On Tue, Sep 29, 2020, at 10:00 AM, David Matthews wrote:
I've had a look at the log and it definitely is odd. I wonder if it is attempting to allocate a very large object (cell) on the heap due to a bug somewhere. Allocating a very large vector or array would cause this. Probably the only way to find out would be to force a core dump.

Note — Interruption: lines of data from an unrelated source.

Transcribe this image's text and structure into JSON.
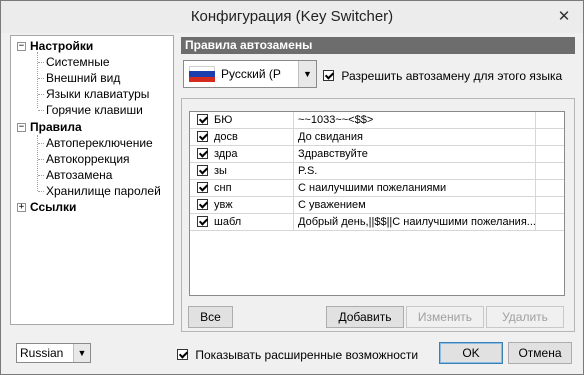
{
  "window": {
    "title": "Конфигурация (Key Switcher)",
    "close_glyph": "✕"
  },
  "tree": {
    "settings": {
      "label": "Настройки",
      "expander": "−",
      "children": [
        "Системные",
        "Внешний вид",
        "Языки клавиатуры",
        "Горячие клавиши"
      ]
    },
    "rules": {
      "label": "Правила",
      "expander": "−",
      "children": [
        "Автопереключение",
        "Автокоррекция",
        "Автозамена",
        "Хранилище паролей"
      ]
    },
    "links": {
      "label": "Ссылки",
      "expander": "+"
    }
  },
  "panel": {
    "header": "Правила автозамены",
    "language_combo": {
      "value": "Русский (Росси",
      "flag_colors": [
        "#ffffff",
        "#1c3fb0",
        "#d52b1e"
      ]
    },
    "allow_checkbox": {
      "label": "Разрешить автозамену для этого языка",
      "checked": true
    }
  },
  "rules_list": [
    {
      "checked": true,
      "abbr": "БЮ",
      "text": "~~1033~~<$$>"
    },
    {
      "checked": true,
      "abbr": "досв",
      "text": "До свидания"
    },
    {
      "checked": true,
      "abbr": "здра",
      "text": "Здравствуйте"
    },
    {
      "checked": true,
      "abbr": "зы",
      "text": "P.S."
    },
    {
      "checked": true,
      "abbr": "снп",
      "text": "С наилучшими пожеланиями"
    },
    {
      "checked": true,
      "abbr": "увж",
      "text": "С уважением"
    },
    {
      "checked": true,
      "abbr": "шабл",
      "text": "Добрый день,||$$||С наилучшими пожелания..."
    }
  ],
  "list_buttons": {
    "all": "Все",
    "add": "Добавить",
    "edit": "Изменить",
    "delete": "Удалить"
  },
  "footer": {
    "ui_language": "Russian",
    "advanced_checkbox": {
      "label": "Показывать расширенные возможности",
      "checked": true
    },
    "ok": "OK",
    "cancel": "Отмена"
  }
}
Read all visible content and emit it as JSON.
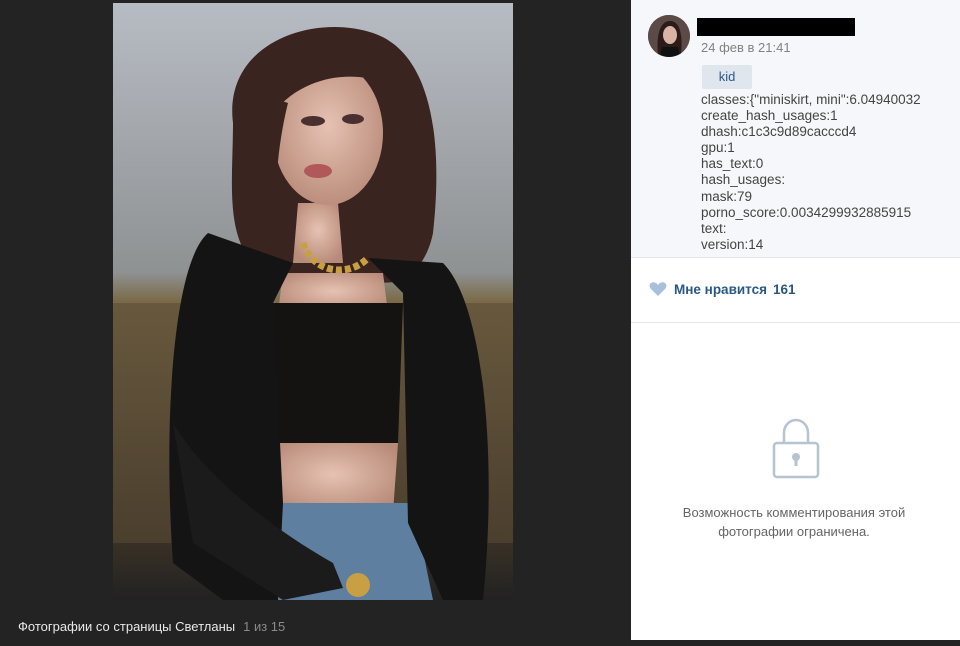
{
  "caption": {
    "title": "Фотографии со страницы Светланы",
    "counter": "1 из 15"
  },
  "post": {
    "date": "24 фев в 21:41",
    "tag": "kid",
    "meta_lines": [
      "classes:{\"miniskirt, mini\":6.04940032",
      "create_hash_usages:1",
      "dhash:c1c3c9d89cacccd4",
      "gpu:1",
      "has_text:0",
      "hash_usages:",
      "mask:79",
      "porno_score:0.0034299932885915",
      "text:",
      "version:14"
    ]
  },
  "likes": {
    "label": "Мне нравится",
    "count": "161"
  },
  "comments": {
    "restricted_line1": "Возможность комментирования этой",
    "restricted_line2": "фотографии ограничена."
  },
  "icons": {
    "like": "heart-icon",
    "comments_locked": "lock-icon"
  },
  "colors": {
    "viewer_bg": "#232323",
    "panel_bg": "#ffffff",
    "link_blue": "#2a5885",
    "like_heart": "#a8c0da"
  }
}
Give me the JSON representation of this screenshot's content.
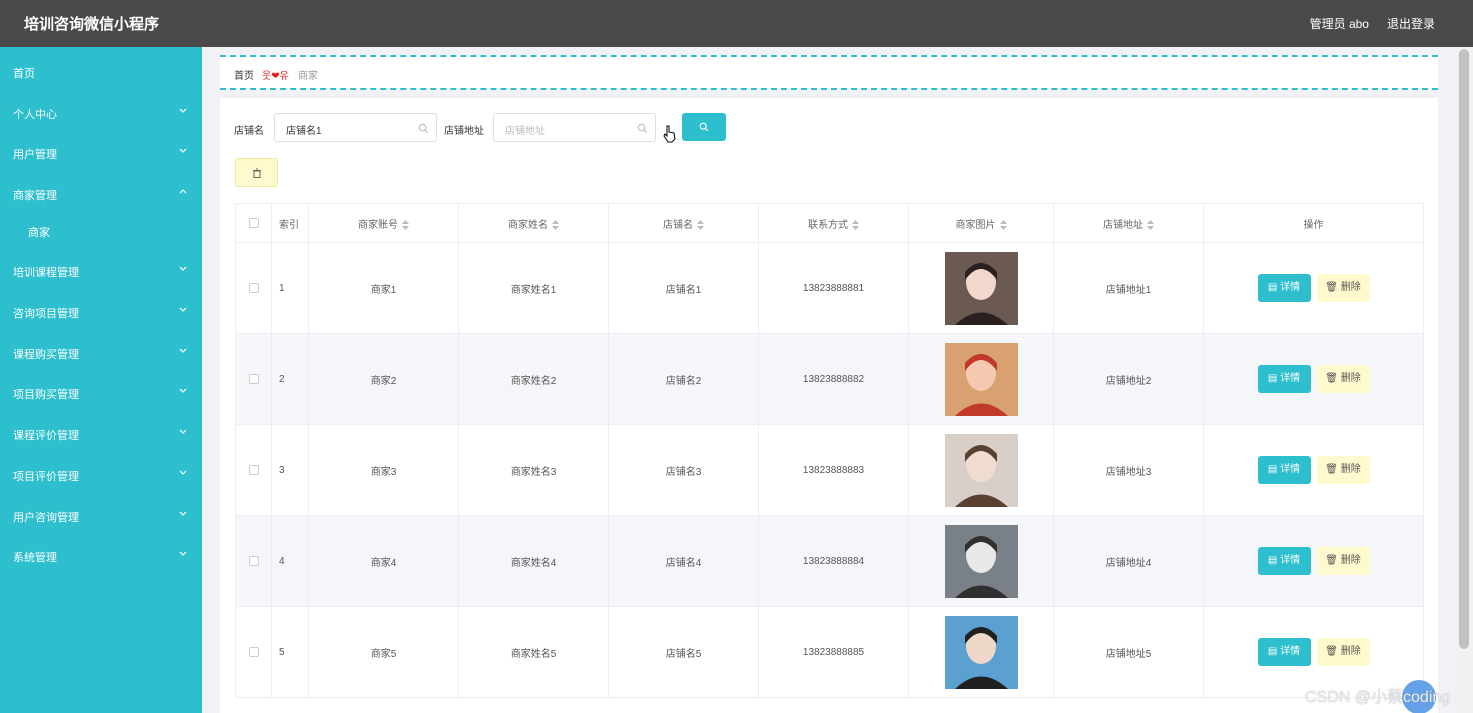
{
  "app": {
    "title": "培训咨询微信小程序",
    "admin_label": "管理员 abo",
    "logout": "退出登录"
  },
  "sidebar": {
    "items": [
      {
        "label": "首页",
        "arrow": "none"
      },
      {
        "label": "个人中心",
        "arrow": "down"
      },
      {
        "label": "用户管理",
        "arrow": "down"
      },
      {
        "label": "商家管理",
        "arrow": "up"
      },
      {
        "label": "商家",
        "arrow": "none"
      },
      {
        "label": "培训课程管理",
        "arrow": "down"
      },
      {
        "label": "咨询项目管理",
        "arrow": "down"
      },
      {
        "label": "课程购买管理",
        "arrow": "down"
      },
      {
        "label": "项目购买管理",
        "arrow": "down"
      },
      {
        "label": "课程评价管理",
        "arrow": "down"
      },
      {
        "label": "项目评价管理",
        "arrow": "down"
      },
      {
        "label": "用户咨询管理",
        "arrow": "down"
      },
      {
        "label": "系统管理",
        "arrow": "down"
      }
    ]
  },
  "breadcrumb": {
    "home": "首页",
    "heart": "웃❤유",
    "current": "商家"
  },
  "search": {
    "shop_name_label": "店铺名",
    "shop_name_value": "店铺名1",
    "shop_addr_label": "店铺地址",
    "shop_addr_placeholder": "店铺地址"
  },
  "table": {
    "headers": [
      "索引",
      "商家账号",
      "商家姓名",
      "店铺名",
      "联系方式",
      "商家图片",
      "店铺地址",
      "操作"
    ],
    "detail_label": "详情",
    "delete_label": "删除",
    "rows": [
      {
        "idx": "1",
        "account": "商家1",
        "name": "商家姓名1",
        "shop": "店铺名1",
        "phone": "13823888881",
        "addr": "店铺地址1"
      },
      {
        "idx": "2",
        "account": "商家2",
        "name": "商家姓名2",
        "shop": "店铺名2",
        "phone": "13823888882",
        "addr": "店铺地址2"
      },
      {
        "idx": "3",
        "account": "商家3",
        "name": "商家姓名3",
        "shop": "店铺名3",
        "phone": "13823888883",
        "addr": "店铺地址3"
      },
      {
        "idx": "4",
        "account": "商家4",
        "name": "商家姓名4",
        "shop": "店铺名4",
        "phone": "13823888884",
        "addr": "店铺地址4"
      },
      {
        "idx": "5",
        "account": "商家5",
        "name": "商家姓名5",
        "shop": "店铺名5",
        "phone": "13823888885",
        "addr": "店铺地址5"
      }
    ]
  },
  "watermark": "CSDN @小蔡coding",
  "colors": {
    "accent": "#2dbfcd",
    "topbar": "#4a4a4a",
    "delete_bg": "#fffacd"
  }
}
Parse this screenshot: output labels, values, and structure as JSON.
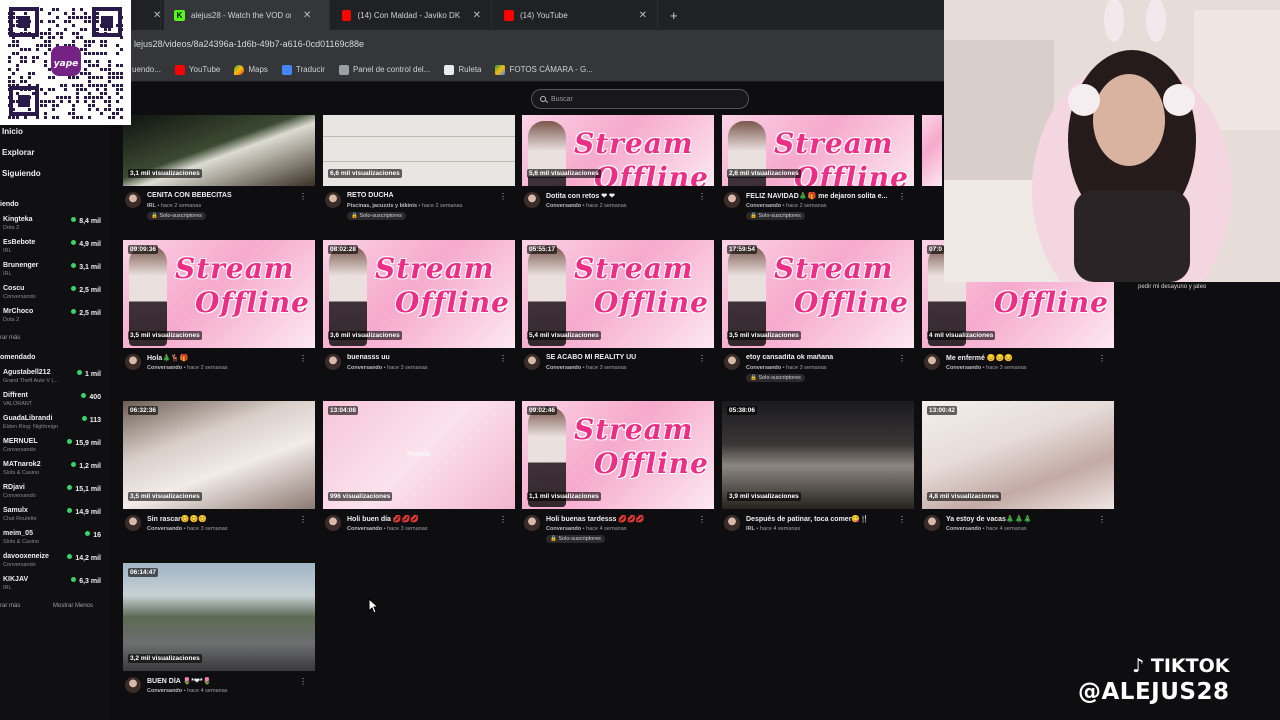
{
  "tabs": [
    {
      "label": "",
      "favicon": "tab-icon"
    },
    {
      "label": "alejus28 - Watch the VOD on K",
      "favicon": "K"
    },
    {
      "label": "(14) Con Maldad - Javiko DK",
      "favicon": "youtube-icon"
    },
    {
      "label": "(14) YouTube",
      "favicon": "youtube-icon"
    }
  ],
  "new_tab": "+",
  "address": "lejus28/videos/8a24396a-1d6b-49b7-a616-0cd01169c88e",
  "bookmarks": [
    "uendo...",
    "YouTube",
    "Maps",
    "Traducir",
    "Panel de control del...",
    "Ruleta",
    "FOTOS CÁMARA - G..."
  ],
  "qr": {
    "brand": "yape"
  },
  "search_placeholder": "Buscar",
  "nav": {
    "home": "Inicio",
    "explore": "Explorar",
    "following": "Siguiendo"
  },
  "following_title": "iendo",
  "following": [
    {
      "name": "Kingteka",
      "game": "Dota 2",
      "viewers": "8,4 mil"
    },
    {
      "name": "EsBebote",
      "game": "IRL",
      "viewers": "4,9 mil"
    },
    {
      "name": "Brunenger",
      "game": "IRL",
      "viewers": "3,1 mil"
    },
    {
      "name": "Coscu",
      "game": "Conversando",
      "viewers": "2,5 mil"
    },
    {
      "name": "MrChoco",
      "game": "Dota 2",
      "viewers": "2,5 mil"
    }
  ],
  "show_more_following": "rar más",
  "recommended_title": "omendado",
  "recommended": [
    {
      "name": "Agustabell212",
      "game": "Grand Theft Auto V (...",
      "viewers": "1 mil"
    },
    {
      "name": "Diffrent",
      "game": "VALORANT",
      "viewers": "400"
    },
    {
      "name": "GuadaLibrandi",
      "game": "Elden Ring: Nightreign",
      "viewers": "113"
    },
    {
      "name": "MERNUEL",
      "game": "Conversando",
      "viewers": "15,9 mil"
    },
    {
      "name": "MATnarok2",
      "game": "Slots & Casino",
      "viewers": "1,2 mil"
    },
    {
      "name": "RDjavi",
      "game": "Conversando",
      "viewers": "15,1 mil"
    },
    {
      "name": "Samulx",
      "game": "Chat Roulette",
      "viewers": "14,9 mil"
    },
    {
      "name": "meim_05",
      "game": "Slots & Casino",
      "viewers": "16"
    },
    {
      "name": "davooxeneize",
      "game": "Conversando",
      "viewers": "14,2 mil"
    },
    {
      "name": "KIKJAV",
      "game": "IRL",
      "viewers": "6,3 mil"
    }
  ],
  "show_more_rec": "rar más",
  "show_less": "Mostrar Menos",
  "videos": [
    {
      "duration": "",
      "views": "3,1 mil visualizaciones",
      "title": "CENITA CON BEBECITAS",
      "category": "IRL",
      "ago": "hace 2 semanas",
      "tag": "Solo-suscriptores",
      "thumb": "dark"
    },
    {
      "duration": "",
      "views": "6,6 mil visualizaciones",
      "title": "RETO DUCHA",
      "category": "Piscinas, jacuzzis y bikinis",
      "ago": "hace 2 semanas",
      "tag": "Solo-suscriptores",
      "thumb": "tiles"
    },
    {
      "duration": "",
      "views": "5,6 mil visualizaciones",
      "title": "Dotita con retos ❤ ❤",
      "category": "Conversando",
      "ago": "hace 2 semanas",
      "tag": "",
      "thumb": "offline"
    },
    {
      "duration": "",
      "views": "2,6 mil visualizaciones",
      "title": "FELIZ NAVIDAD🎄🎁 me dejaron solita e...",
      "category": "Conversando",
      "ago": "hace 2 semanas",
      "tag": "Solo-suscriptores",
      "thumb": "offline"
    },
    {
      "duration": "09:09:36",
      "views": "3,5 mil visualizaciones",
      "title": "Hola🎄🦌🎁",
      "category": "Conversando",
      "ago": "hace 2 semanas",
      "tag": "",
      "thumb": "offline"
    },
    {
      "duration": "08:02:28",
      "views": "3,6 mil visualizaciones",
      "title": "buenasss uu",
      "category": "Conversando",
      "ago": "hace 3 semanas",
      "tag": "",
      "thumb": "offline"
    },
    {
      "duration": "05:55:17",
      "views": "5,4 mil visualizaciones",
      "title": "SE ACABÓ MI REALITY UU",
      "category": "Conversando",
      "ago": "hace 3 semanas",
      "tag": "",
      "thumb": "offline"
    },
    {
      "duration": "17:59:54",
      "views": "3,5 mil visualizaciones",
      "title": "etoy cansadita ok mañana",
      "category": "Conversando",
      "ago": "hace 3 semanas",
      "tag": "Solo-suscriptores",
      "thumb": "offline"
    },
    {
      "duration": "07:0",
      "views": "4 mil visualizaciones",
      "title": "Me enfermé 😔😔😔",
      "category": "Conversando",
      "ago": "hace 3 semanas",
      "tag": "",
      "thumb": "offline"
    },
    {
      "duration": "06:32:36",
      "views": "3,5 mil visualizaciones",
      "title": "Sin rascar😊😊😊",
      "category": "Conversando",
      "ago": "hace 3 semanas",
      "tag": "",
      "thumb": "room"
    },
    {
      "duration": "13:04:08",
      "views": "996 visualizaciones",
      "title": "Holi buen día 💋💋💋",
      "category": "Conversando",
      "ago": "hace 3 semanas",
      "tag": "",
      "thumb": "priv",
      "private": "Privado"
    },
    {
      "duration": "09:02:46",
      "views": "1,1 mil visualizaciones",
      "title": "Holi buenas tardesss 💋💋💋",
      "category": "Conversando",
      "ago": "hace 4 semanas",
      "tag": "Solo-suscriptores",
      "thumb": "offline"
    },
    {
      "duration": "05:38:06",
      "views": "3,9 mil visualizaciones",
      "title": "Después de patinar, toca comer😋🍴",
      "category": "IRL",
      "ago": "hace 4 semanas",
      "tag": "",
      "thumb": "car"
    },
    {
      "duration": "13:00:42",
      "views": "4,8 mil visualizaciones",
      "title": "Ya estoy de vacas🎄🎄🎄",
      "category": "Conversando",
      "ago": "hace 4 semanas",
      "tag": "",
      "thumb": "bed"
    },
    {
      "duration": "06:14:47",
      "views": "3,2 mil visualizaciones",
      "title": "BUEN DÍA 🌷*❤*🌷",
      "category": "Conversando",
      "ago": "hace 4 semanas",
      "tag": "",
      "thumb": "street"
    }
  ],
  "offline_text": {
    "line1": "Stream",
    "line2": "Offline"
  },
  "chat_line": "pedir mi desayuno y jateo",
  "watermark": {
    "line1": "TIKTOK",
    "line2": "@ALEJUS28"
  }
}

Forcing a core dump turned out to be a poor choice since gdb needs to be able to call functions to examine C++ objects. After replacing the abort() with a sleep(999999) I was able to attach to a process in the problematic state and have found:
* This is immediately after a full GC which failed to completely evacuate the allocation spaces because non-allocation spaces were full. (I am not sure if this is intended to be possible?) * wordsRequiredToAllocate = 864471. This is a large vector or array, but not unreasonably so given the heap limit, and I think ML vectors with less than a million elements should be supported. * There are 467 allocation spaces, none with freeSpace larger than 130512 words. (This seems like a consequence of defaultSpaceSize). * currentAllocSpace = 61210624, spaceBeforeMinorGC = 22074672, so AllocHeapSpace refuses to create a new allocation space. * highWaterMark = 177949696, currentHeapSize = 139361280, spaceForHeap = 355793852
So far I have not managed to reproduce the currentAllocSpace > spaceBeforeMinorGC after a full GC condition under controlled conditions. I am currently attempting several runs of the flaky program with the attached patch applied and will update for the results, although I suspect this does not address the root cause.
-s